In 1957, after having previously fired and rehired his bandmate, Davis fired Coltrane again, after he failed to give up heroin. Whether that was the exact impetus for Coltrane finally getting sober isn't certain, but the saxophonist finally kicked his drug habit. He worked with pianist Thelonious Monk for several months while also developing as a bandleader and solo recording artist, heralded by the release of albums like Blue Train (1957) and Soultrane (1958). At the start of a new decade, Coltrane made his debut on Atlantic Records with the groundbreaking Giant Steps (1960), penning all of the material himself.

By this time, Coltrane had nurtured a distinctive sound defined in part by an ability to play several notes at once amid wondrous cascades of scales, dubbed in 1958 by critic Ira Gitler as a "sheets of sound" technique. Coltrane reportedly described it this way: "I start in the middle of a sentence and move both directions at once.”



'My Favorite Things' and 'A Love Supreme'

In autumn 1960, Coltrane led a group that included pianist McCoy Tyner, bassist Steve Davis and drummer Elvin Jones to create My Favorite Things (1961). With its title track and additional standards "Ev'ry Time We Say Goodbye," "Summertime" and "But Not for Me," the enduring album was also heralded for Coltrane's performance on the soprano sax. The bandleader was catapulted to stardom. Over the next several years Coltrane was lauded—and, to a smaller degree, criticized—for his sound. His albums from this period included Duke Ellington and John Coltrane (1963), Impressions (1963) and Live at Birdland (1964).

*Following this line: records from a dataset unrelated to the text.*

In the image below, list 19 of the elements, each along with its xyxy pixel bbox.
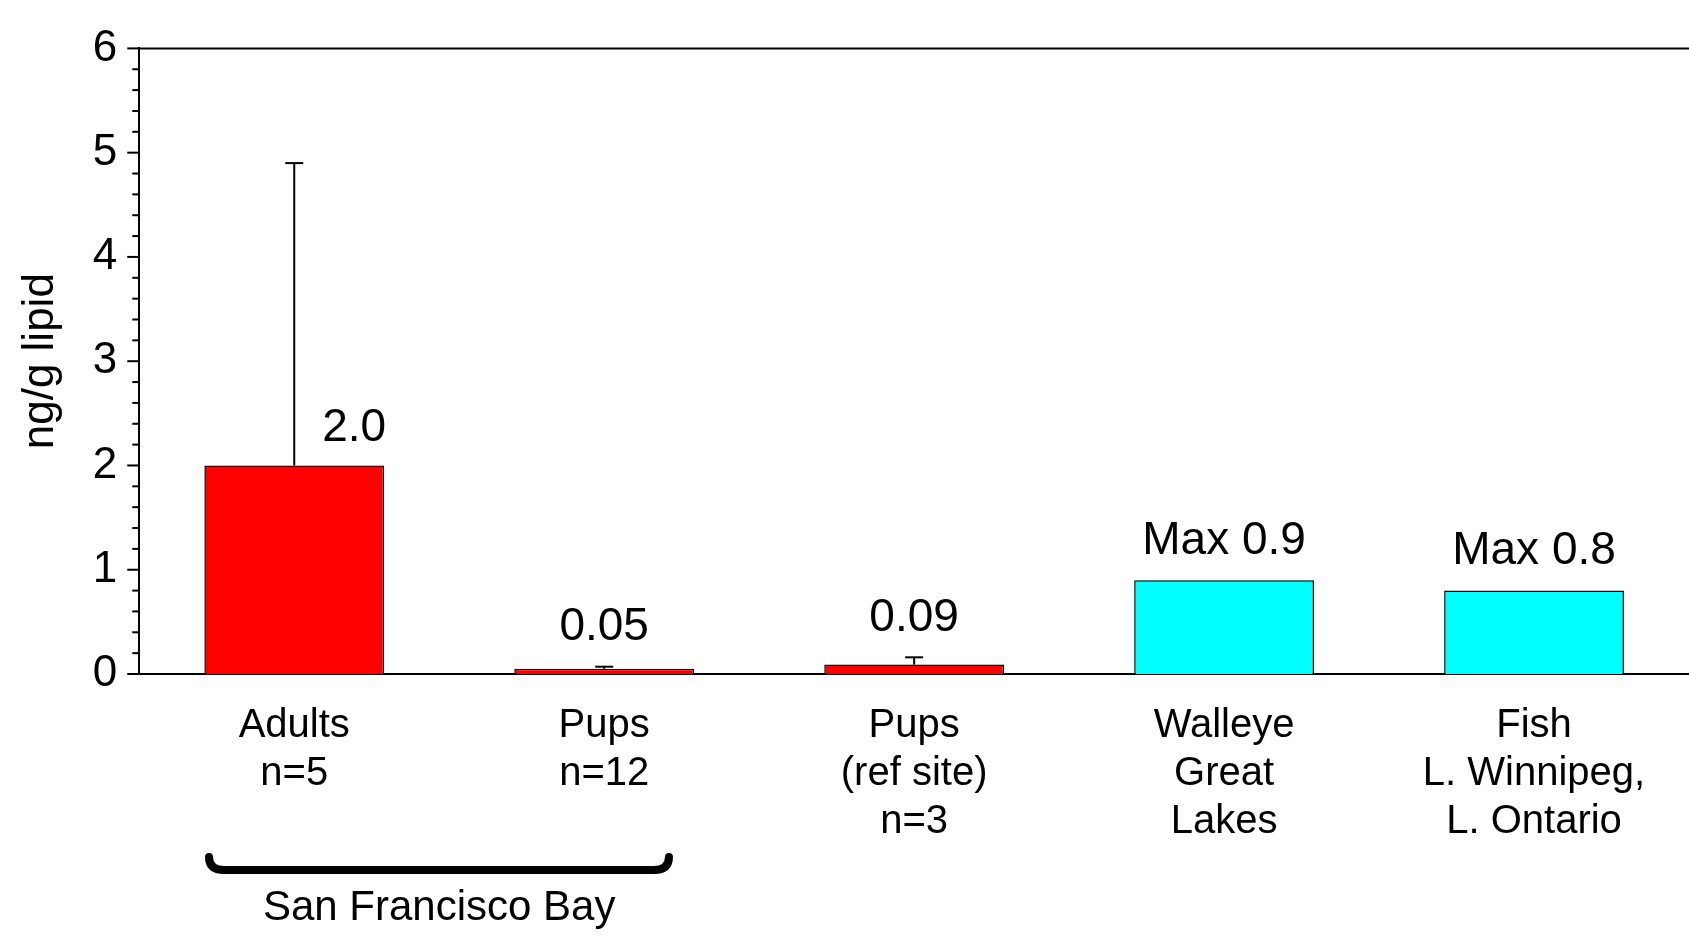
data-label: 0.05 [559,598,649,651]
data-label: 0.09 [869,589,959,641]
y-tick-label: 3 [92,333,118,383]
x-tick-label: Walleye Great Lakes [1153,701,1295,842]
y-tick-label: 1 [92,541,118,591]
text: San Francisco Bay [262,882,616,930]
x-tick-label: Fish L. Winnipeg, L. Ontario [1422,701,1646,842]
data-label: Max 0.9 [1142,511,1306,564]
data-label: Max 0.8 [1452,522,1616,575]
x-tick-label: Pups n=12 [558,701,650,794]
y-axis-title: ng/g lipid [12,273,62,450]
data-label: 2.0 [322,399,387,452]
x-tick-label: Pups (ref site) n=3 [840,701,988,842]
y-tick-label: 5 [92,124,118,174]
x-tick-label: Adults n=5 [238,701,350,794]
y-tick-label: 4 [92,229,118,279]
y-tick-label: 2 [92,437,118,487]
y-tick-label: 0 [92,646,118,696]
y-tick-label: 6 [92,20,118,70]
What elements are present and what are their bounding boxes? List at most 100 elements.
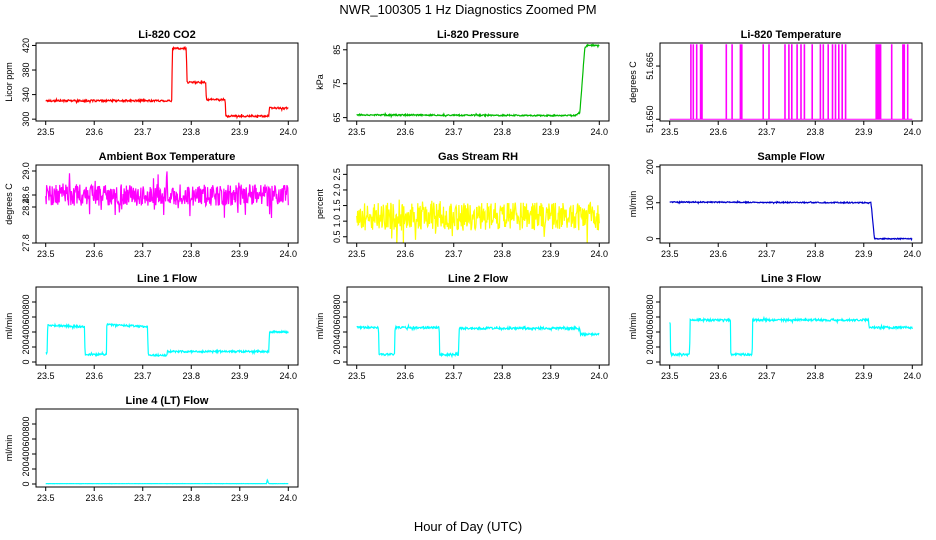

A Love Supreme (1965) is arguably Coltrane's most globally acclaimed record. The succinct, four-suite album, a big seller that went gold decades later (along with My Favorite Things), is noted not only for Coltrane's astounding technical vision but for its nuanced spiritual explorations and ultimate transcendence. The work was nominated for two Grammys and is considered a hallmark album by jazz historians around the world. 

 Final Years and Legacy

 

Having been previously married to Juanita "Naima" Grubbs, Coltrane wed pianist and harpist Alice McLeod (or MacLeod, according to some sources) in the mid-1960s. Alice Coltrane would also play in her husband's band and establish her own unique jazz career noted for its Asian stylistic fusions and divine orientation. John Coltrane wrote and recorded a considerable amount of material over the final two years of his life in which his work was described as avant-garde, steeped in poignant spirituality for some while spurned by others. In 1966 he recorded the last two albums to be released while he was alive—Kulu Se Mama and Meditations. The album Expression was finalized just days before his death. He died at only 40 years old from liver cancer on July 17, 1967, in Huntington, Long Island, New York, survived by his spouse and four children.



A voracious reader noted for his gentleness, Coltrane had an immense impact on the music world. He revolutionized jazz with his innovative, demanding techniques while showing a deep reverence for sounds from other locales that included Africa, Latin America, the Far East and South Asia. Having received a 1981 Grammy posthumously for the live recording Bye Bye Blackbird, in 1992 Coltrane was given the Grammy Lifetime Achievement Award as well, with an array of unearthed recordings and reissues released in the years since his death. In 2007, the Pulitzer Prize Board also awarded the musician a special posthumous citation. Coltrane's work continues to be an integral part of the sonic landscape and a major inspiration for newer generations of artists.



Clancy's comment: What a shame that so many musicians die so early?